Despite not meeting their primary endpoint, the trial researchers noted that there was a 34 percent lower occurrence of adverse events within the genotype-guided group. 

They further reported that a post hoc analysis indicated an 80 percent reduction in adverse events among patients who received genetically guided treatment when that analysis was restricted to the first three months following PCI. In a related editorial appearing in JAMA, David Moliterno, Susan Smyth, and Ahmed Abdel-Latif, all from the University of Kentucky, noted that this finding is in line with studies that have suggested a shorter duration of dual antiplatelet therapy might be best as its effects are the most pronounced in the first few months of treatment.

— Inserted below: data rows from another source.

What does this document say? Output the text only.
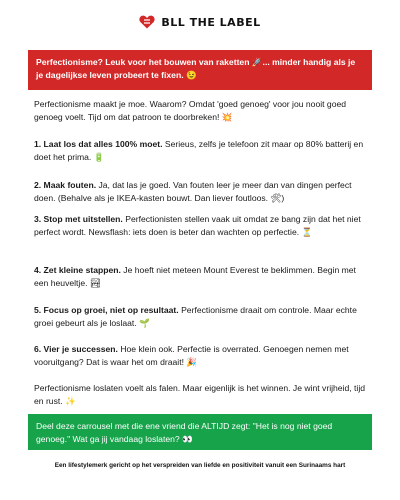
BLL THE LABEL
Perfectionisme? Leuk voor het bouwen van raketten 🚀... minder handig als je je dagelijkse leven probeert te fixen. 😉
Perfectionisme maakt je moe. Waarom? Omdat 'goed genoeg' voor jou nooit goed genoeg voelt. Tijd om dat patroon te doorbreken! 💥
1. Laat los dat alles 100% moet. Serieus, zelfs je telefoon zit maar op 80% batterij en doet het prima. 🔋
2. Maak fouten. Ja, dat las je goed. Van fouten leer je meer dan van dingen perfect doen. (Behalve als je IKEA-kasten bouwt. Dan liever foutloos. 🛠)
3. Stop met uitstellen. Perfectionisten stellen vaak uit omdat ze bang zijn dat het niet perfect wordt. Newsflash: iets doen is beter dan wachten op perfectie. ⏳
4. Zet kleine stappen. Je hoeft niet meteen Mount Everest te beklimmen. Begin met een heuveltje. 🏞
5. Focus op groei, niet op resultaat. Perfectionisme draait om controle. Maar echte groei gebeurt als je loslaat. 🌱
6. Vier je successen. Hoe klein ook. Perfectie is overrated. Genoegen nemen met vooruitgang? Dat is waar het om draait! 🎉
Perfectionisme loslaten voelt als falen. Maar eigenlijk is het winnen. Je wint vrijheid, tijd en rust. ✨
Deel deze carrousel met die ene vriend die ALTIJD zegt: "Het is nog niet goed genoeg." Wat ga jij vandaag loslaten? 👀
Een lifestylemerk gericht op het verspreiden van liefde en positiviteit vanuit een Surinaams hart
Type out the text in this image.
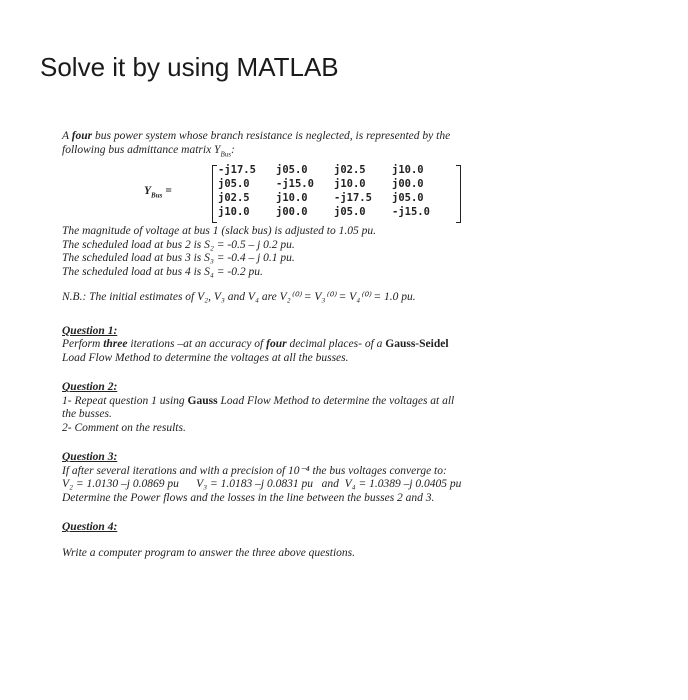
Solve it by using MATLAB

A four bus power system whose branch resistance is neglected, is represented by the

following bus admittance matrix $Y_{Bus}$:

$Y_{Bus}$ =
-j17.5	j05.0	j02.5	j10.0
j05.0	-j15.0	j10.0	j00.0
j02.5	j10.0	-j17.5	j05.0
j10.0	j00.0	j05.0	-j15.0

The magnitude of voltage at bus 1 (slack bus) is adjusted to 1.05 pu.

The scheduled load at bus 2 is S₂ = -0.5 – j 0.2 pu.

The scheduled load at bus 3 is S₃ = -0.4 – j 0.1 pu.

The scheduled load at bus 4 is S₄ = -0.2 pu.

N.B.: The initial estimates of V₂, V₃ and V₄ are V₂⁽⁰⁾ = V₃⁽⁰⁾ = V₄⁽⁰⁾ = 1.0 pu.

Question 1:

Perform three iterations –at an accuracy of four decimal places- of a Gauss-Seidel

Load Flow Method to determine the voltages at all the busses.

Question 2:

1- Repeat question 1 using Gauss Load Flow Method to determine the voltages at all

the busses.

2- Comment on the results.

Question 3:

If after several iterations and with a precision of 10⁻⁴ the bus voltages converge to:

V₂ = 1.0130 –j 0.0869 pu      V₃ = 1.0183 –j 0.0831 pu   and  V₄ = 1.0389 –j 0.0405 pu

Determine the Power flows and the losses in the line between the busses 2 and 3.

Question 4:

Write a computer program to answer the three above questions.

The researchers also noted the primary event rate they observed in their trial was lower than what they had assumed when the trial was designed in 2012. Since then, there have been improvements in the standard of care, such as drug-coated stents, that may have reduced the rate of adverse events among patients, but also affected the trial's ability to meet its goal. 

Moliterno, Smyth, and Abdel-Latif added that the findings don't mean a personalized approach for guiding drug prescriptions shouldn't be pursued. "The broader question is how much the healthcare system should invest in integrating these strategies into daily practice and if the return on such an investment is clinically and financially rewarding," they wrote. "Clinicians and patients would argue that the clinical and financial cost of genotype testing would pale in comparison with the cost of an admission for stent thrombosis or a major bleeding complication."